A review of archived Federal Aviation Administration (FAA) automatic dependent surveillance broadcast (ADS-B) data revealed that the airplane departed Cody, Wyoming, about 1705 for the estimated one-hour flight to Steamboat Springs/Bob Adams Field (SBS). FAA air traffic control (ATC) data showed that the pilot was operating on an instrument flight rules flight plan and was cleared by ATC to conduct the RNAV (GPS)-E instrument approach procedure at SBS about 1757.
For terrain clearance, the procedure required the airplane to cross the final approach fix PEXSA at or above 9,700 ft mean sea level (MSL) and WAKOR, the next waypoint located 2.2 nm from runway 32 threshold, at or above 8,740ft MSL. The ADS-B data showed that the accident airplane crossed PEXSA about 9,100 ft MSL and WAKOR about 8,200 ft MSL respectively.
The procedure allowed for a descent to the minimum descent altitude of 8,140 ft MSL or 1,258 ft above ground level (AGL) after passing WAKOR. The missed approach point for the procedure was the runway 32 approach end and required a climbing left turn to 11,300 ft MSL and proceeding direct to the HABRO waypoint to enter a holding pattern.
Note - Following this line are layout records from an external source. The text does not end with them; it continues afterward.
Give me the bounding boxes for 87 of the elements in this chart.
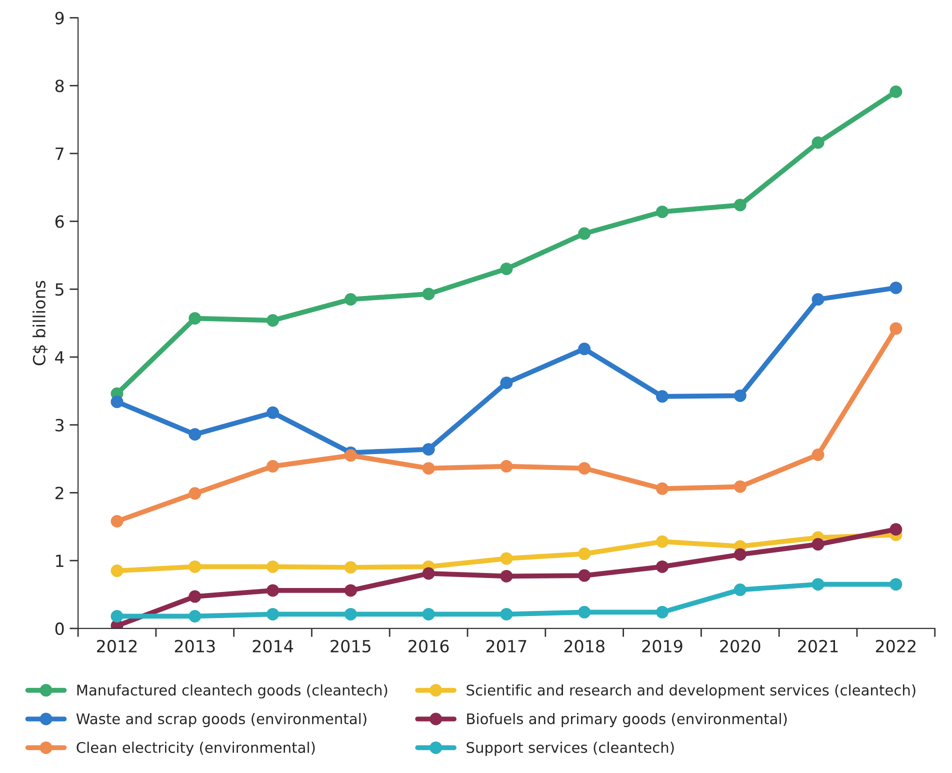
point xyxy=(422,462,435,475)
point xyxy=(188,560,202,573)
point xyxy=(656,482,668,495)
y-tick-label: 4 xyxy=(55,351,64,364)
x-tick-label: 2016 xyxy=(408,640,449,652)
y-tick-label: 1 xyxy=(56,554,64,567)
point xyxy=(422,567,435,580)
y-tick-label: 6 xyxy=(55,215,64,228)
y-tick-label: 3 xyxy=(56,418,64,432)
point xyxy=(578,462,591,475)
point xyxy=(656,535,668,548)
point xyxy=(812,538,824,551)
point xyxy=(110,610,124,622)
point xyxy=(734,198,746,212)
point xyxy=(500,608,513,620)
point xyxy=(812,578,824,591)
point xyxy=(812,136,824,149)
point xyxy=(188,428,202,441)
point xyxy=(344,608,357,620)
point xyxy=(734,548,746,561)
point xyxy=(110,514,124,528)
point xyxy=(110,564,124,578)
point xyxy=(734,584,746,596)
x-tick-label: 2021 xyxy=(798,640,838,652)
x-tick-label: 2020 xyxy=(720,640,760,652)
point xyxy=(422,443,435,456)
point xyxy=(890,85,902,98)
point xyxy=(578,548,591,560)
point xyxy=(344,561,357,574)
point xyxy=(344,584,357,597)
x-tick-label: 2018 xyxy=(564,640,604,652)
point xyxy=(734,389,746,402)
legend-label: Manufactured cleantech goods (cleantech) xyxy=(77,684,388,698)
point xyxy=(500,570,513,582)
y-tick-label: 7 xyxy=(56,148,64,160)
point xyxy=(656,206,668,218)
point xyxy=(890,282,902,294)
point xyxy=(812,448,824,461)
point xyxy=(422,288,435,300)
point xyxy=(890,322,902,335)
point xyxy=(500,376,513,390)
point xyxy=(188,590,202,603)
legend-label: Scientific and research and development services (cleantech) xyxy=(466,684,916,698)
point xyxy=(266,584,280,597)
point xyxy=(500,262,513,276)
x-tick-label: 2022 xyxy=(876,640,916,652)
y-tick-label: 2 xyxy=(55,486,64,500)
y-tick-label: 9 xyxy=(55,12,64,24)
point xyxy=(500,460,513,473)
point xyxy=(578,227,591,240)
y-tick-label: 5 xyxy=(56,283,64,296)
point xyxy=(266,608,280,620)
y-tick-label: 8 xyxy=(55,80,64,92)
x-tick-label: 2015 xyxy=(330,640,370,652)
point xyxy=(422,608,435,620)
legend-label: Clean electricity (environmental) xyxy=(76,742,315,756)
x-tick-label: 2017 xyxy=(486,640,526,652)
point xyxy=(266,460,280,473)
point xyxy=(344,293,357,306)
x-tick-label: 2013 xyxy=(174,640,215,652)
point xyxy=(188,610,202,622)
point xyxy=(578,342,591,356)
point xyxy=(890,578,902,591)
point xyxy=(500,552,513,565)
y-axis-title: C$ billions xyxy=(32,280,48,366)
point xyxy=(734,480,746,493)
y-tick-label: 0 xyxy=(55,622,64,636)
point xyxy=(188,312,202,325)
x-tick-label: 2019 xyxy=(642,640,682,652)
point xyxy=(188,487,202,500)
point xyxy=(578,569,591,582)
x-tick-label: 2012 xyxy=(97,640,137,652)
point xyxy=(266,314,280,327)
legend-label: Support services (cleantech) xyxy=(466,742,674,756)
point xyxy=(656,560,668,573)
point xyxy=(890,523,902,536)
point xyxy=(578,606,591,618)
legend-label: Biofuels and primary goods (environmental) xyxy=(467,713,787,728)
point xyxy=(812,293,824,306)
point xyxy=(344,449,357,462)
point xyxy=(266,560,280,573)
point xyxy=(110,396,124,408)
point xyxy=(656,390,668,403)
x-tick-label: 2014 xyxy=(252,640,294,652)
point xyxy=(656,606,668,618)
legend-label: Waste and scrap goods (environmental) xyxy=(76,713,366,728)
point xyxy=(266,406,280,419)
Immediately after passing WAKOR, the airplane made a left turn and descended to an altitude of about 7,850 ft MSL. The airplane subsequently began to climb and the last ADS-B data point recorded at 1808:49 indicated an altitude of about 8,125 ft MSL and was located about 3.5 miles north of the accident site.
The airplane first impacted Emerald Mountain about 8,172 ft MSL on a heading of about 164° as evidenced by broken and cut tree branches. After the initial impact, the airplane bounced and came to rest about 8,216 ft MSL, and sustained substantial damage to the fuselage, tail, and both wings.
The METAR at the time of the accident indicated a cloud ceiling of 1,200 ft above ground level (AGL) and 1sm visibility. The instrument approach procedure for a category A aircraft required 1 ¼ sm flight visibility for landing and 1 ½ sm for category B aircraft. A detailed wreckage examination is pending.